Craig Wright, a partner at outsourcing consulting firm Pace Harmon, said that a valid response to any such Ebola outbreak would be similar to a tsunami, "where access to facilities and resources within a region may be denied for an extended period of time."
But unlike a pandemic plan that calls on workers to deliver services from their homes, "this is not an assured model for an Ebola-infected area," said Wright. To remain effective, organizations must consider relocating service delivery centers to unaffected areas, he said.

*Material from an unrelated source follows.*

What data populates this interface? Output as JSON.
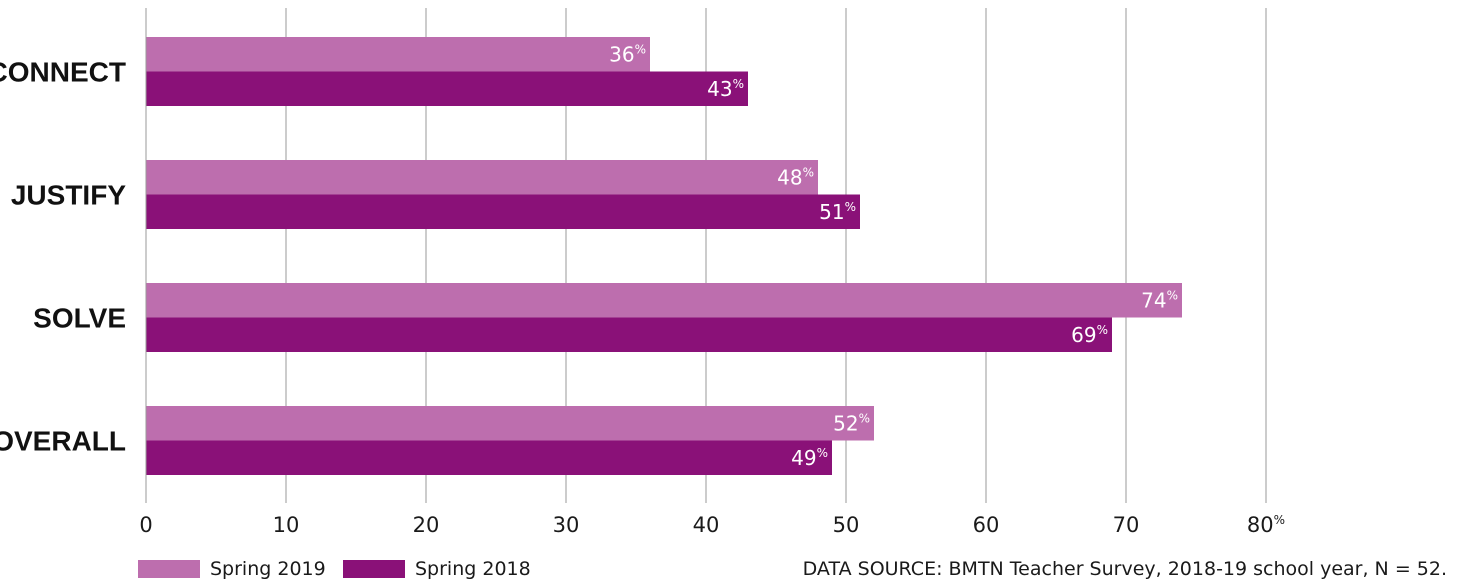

Scott McPherson, the CIO of the Florida House of Representatives who has also been involved in state pandemic planning, said the real dangers continue to be influenza, the MERS coronavirus, Dengue Fever and a list of other diseases.
Ebola may bring pandemic planning for IT back onto the agenda, said McPherson.

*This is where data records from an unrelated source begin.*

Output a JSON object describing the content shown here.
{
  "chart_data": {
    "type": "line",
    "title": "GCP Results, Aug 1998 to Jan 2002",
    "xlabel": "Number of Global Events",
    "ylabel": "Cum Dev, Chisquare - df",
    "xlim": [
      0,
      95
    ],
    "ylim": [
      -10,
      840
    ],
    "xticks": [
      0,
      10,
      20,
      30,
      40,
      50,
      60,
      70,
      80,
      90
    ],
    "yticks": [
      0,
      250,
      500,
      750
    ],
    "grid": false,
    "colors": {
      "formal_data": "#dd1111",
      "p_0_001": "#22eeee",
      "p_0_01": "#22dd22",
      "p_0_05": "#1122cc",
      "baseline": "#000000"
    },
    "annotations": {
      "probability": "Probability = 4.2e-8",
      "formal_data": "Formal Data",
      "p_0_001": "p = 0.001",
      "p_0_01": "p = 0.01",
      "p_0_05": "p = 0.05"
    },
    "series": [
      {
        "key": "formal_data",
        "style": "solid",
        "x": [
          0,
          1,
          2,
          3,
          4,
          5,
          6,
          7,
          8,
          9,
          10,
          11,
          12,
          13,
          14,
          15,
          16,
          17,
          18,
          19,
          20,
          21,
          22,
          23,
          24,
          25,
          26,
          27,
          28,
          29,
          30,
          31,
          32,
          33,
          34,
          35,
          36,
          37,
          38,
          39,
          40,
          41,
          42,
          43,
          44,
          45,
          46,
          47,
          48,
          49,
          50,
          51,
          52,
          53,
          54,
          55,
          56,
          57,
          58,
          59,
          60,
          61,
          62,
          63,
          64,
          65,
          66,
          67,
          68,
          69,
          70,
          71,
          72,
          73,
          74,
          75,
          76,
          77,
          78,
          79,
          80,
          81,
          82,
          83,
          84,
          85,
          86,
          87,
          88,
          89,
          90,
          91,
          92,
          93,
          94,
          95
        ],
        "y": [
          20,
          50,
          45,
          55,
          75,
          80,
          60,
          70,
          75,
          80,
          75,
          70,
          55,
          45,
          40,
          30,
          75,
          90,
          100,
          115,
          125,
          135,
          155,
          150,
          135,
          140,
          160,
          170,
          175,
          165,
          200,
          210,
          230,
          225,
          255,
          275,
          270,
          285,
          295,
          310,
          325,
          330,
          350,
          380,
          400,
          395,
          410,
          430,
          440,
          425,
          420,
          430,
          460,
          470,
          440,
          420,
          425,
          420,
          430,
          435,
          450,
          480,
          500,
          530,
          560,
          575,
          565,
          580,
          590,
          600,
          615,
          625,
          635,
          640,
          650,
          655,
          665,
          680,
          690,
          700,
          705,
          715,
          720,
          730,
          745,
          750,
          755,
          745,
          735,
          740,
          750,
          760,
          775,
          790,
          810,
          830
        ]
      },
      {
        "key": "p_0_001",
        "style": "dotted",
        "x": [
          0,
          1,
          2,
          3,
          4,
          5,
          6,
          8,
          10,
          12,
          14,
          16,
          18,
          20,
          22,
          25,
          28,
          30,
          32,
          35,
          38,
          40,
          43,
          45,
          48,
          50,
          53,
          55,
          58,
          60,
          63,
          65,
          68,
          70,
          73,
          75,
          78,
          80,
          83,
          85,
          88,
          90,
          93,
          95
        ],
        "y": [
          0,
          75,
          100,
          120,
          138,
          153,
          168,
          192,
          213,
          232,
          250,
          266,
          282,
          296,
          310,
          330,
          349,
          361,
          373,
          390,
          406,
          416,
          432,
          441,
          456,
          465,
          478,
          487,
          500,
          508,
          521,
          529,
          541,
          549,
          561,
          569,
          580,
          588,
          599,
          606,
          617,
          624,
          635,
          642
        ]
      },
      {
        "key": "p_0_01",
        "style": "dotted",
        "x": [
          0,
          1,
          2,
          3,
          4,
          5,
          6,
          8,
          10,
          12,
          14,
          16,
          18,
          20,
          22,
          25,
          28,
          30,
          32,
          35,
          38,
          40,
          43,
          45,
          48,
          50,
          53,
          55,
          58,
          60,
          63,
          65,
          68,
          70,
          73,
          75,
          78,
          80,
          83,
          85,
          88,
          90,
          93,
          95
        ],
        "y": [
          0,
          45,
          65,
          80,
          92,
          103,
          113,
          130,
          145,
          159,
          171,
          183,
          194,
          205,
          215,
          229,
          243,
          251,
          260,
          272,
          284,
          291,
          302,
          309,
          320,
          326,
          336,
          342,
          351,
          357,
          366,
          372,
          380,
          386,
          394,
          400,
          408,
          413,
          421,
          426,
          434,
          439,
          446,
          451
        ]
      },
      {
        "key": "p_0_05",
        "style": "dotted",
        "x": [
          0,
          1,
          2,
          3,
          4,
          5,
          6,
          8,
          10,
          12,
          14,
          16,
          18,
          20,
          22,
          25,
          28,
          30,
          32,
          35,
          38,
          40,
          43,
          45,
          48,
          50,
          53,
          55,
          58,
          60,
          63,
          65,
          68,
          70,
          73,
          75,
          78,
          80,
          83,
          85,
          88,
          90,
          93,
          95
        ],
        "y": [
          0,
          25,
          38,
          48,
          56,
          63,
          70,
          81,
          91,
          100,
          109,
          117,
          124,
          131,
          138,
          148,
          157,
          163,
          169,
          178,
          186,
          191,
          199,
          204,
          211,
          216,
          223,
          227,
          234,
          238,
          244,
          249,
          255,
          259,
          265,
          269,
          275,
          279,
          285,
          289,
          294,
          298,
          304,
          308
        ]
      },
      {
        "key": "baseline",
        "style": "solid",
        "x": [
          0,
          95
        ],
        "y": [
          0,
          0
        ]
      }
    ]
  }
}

Absenteeism is the big issue, and some of it can be triggered by decisions to close schools. "We have already seen an unwarranted overreaction by some schools due to hysteria about Ebola," said McPherson.
Some things have changed since the earlier flu scares. It is easier today for support staff and developers to work from home, and IT organizations are turning to cloud services "as a force multiplier in an emergency." But there's no certainty those services won't be impacted, he said.
"If enough of those men and women get sick, or worse, the cloud will suffer mightily," said McPherson.
A major part of the impact from Ebola, in human and economic terms, is coming from the ripple effects. Sierra Leone and Liberia may have zero growth next year, and "these countries just can't afford it all," said Schroeder.